Abstract
A 53-year-old male with autoimmune hemolytic anemia (AIHA) had been treated with prednisolone (PSL) since December 1975, and his hemoglobin level was 12.5 g/dl at the end of March 1976. At the beginning of April 1976, the patient developed hemoglobinuria with a sudden drop of hemoglobin level down to 5.0 g/dl.
Peripheral blood mononuclear cells (P-MNCs) from this patient at the stage of hemolytic attack markedly stimulated the proliferation of erythroid precursors (CFU-E) from the normal human bone marrow in vitro.
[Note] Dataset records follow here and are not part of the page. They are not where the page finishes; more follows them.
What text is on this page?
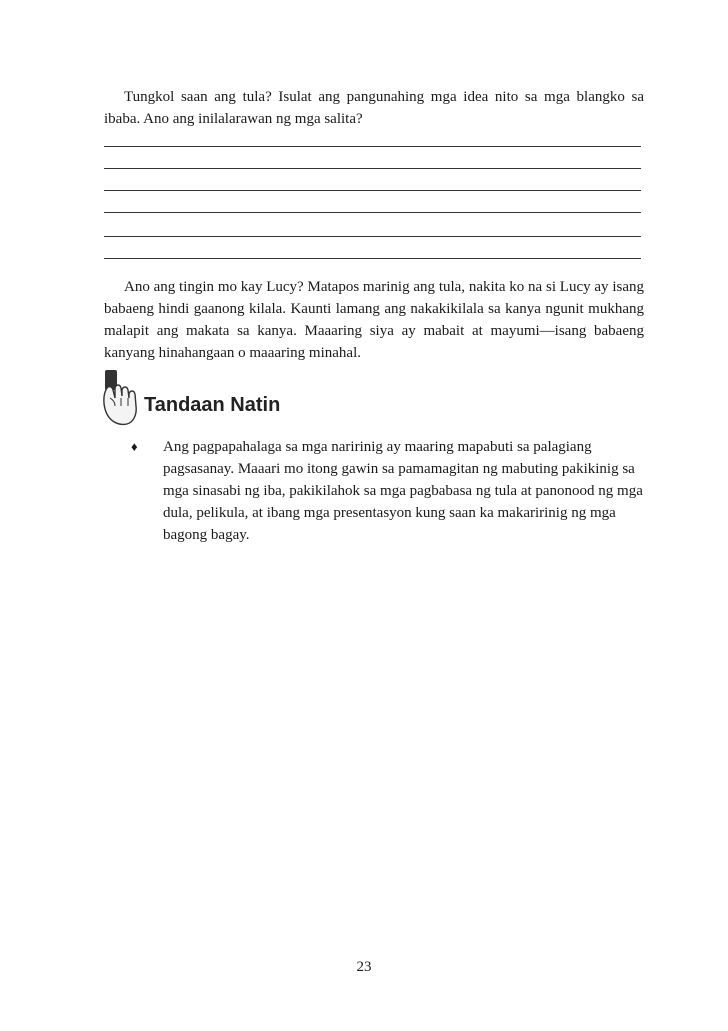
Tungkol saan ang tula? Isulat ang pangunahing mga idea nito sa mga blangko sa ibaba. Ano ang inilalarawan ng mga salita?

Ano ang tingin mo kay Lucy? Matapos marinig ang tula, nakita ko na si Lucy ay isang babaeng hindi gaanong kilala. Kaunti lamang ang nakakikilala sa kanya ngunit mukhang malapit ang makata sa kanya. Maaaring siya ay mabait at mayumi—isang babaeng kanyang hinahangaan o maaaring minahal.

Tandaan Natin
♦ Ang pagpapahalaga sa mga naririnig ay maaring mapabuti sa palagiang pagsasanay. Maaari mo itong gawin sa pamamagitan ng mabuting pakikinig sa mga sinasabi ng iba, pakikilahok sa mga pagbabasa ng tula at panonood ng mga dula, pelikula, at ibang mga presentasyon kung saan ka makaririnig ng mga bagong bagay.

23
This stimulatory effect of P-MNCs on CFU-E colony formation subsided when hemolysis ameliorated in this patient after treatment with an increased dose of PSL.
The effect of P-MNCs on CFU-E colony formation of the normal human bone marrow in vitro was also investigated in the other 5 patients with AIHA and in 9 patients with non-immunological hemolytic anemia consisting of 5 hereditary spherocytosis, 3 paroxysmal nocturnal hemoglobinuria (PNH) and 1 aplastic anemia-PNH syndrome. In none of these 14 patients, P-MNCs markedly stimulated normal CFU-E colony formation.
These observations suggest that P-MNCs may enhance CFU-E proliferation in certain conditions such as severe hemolysis in AIHA.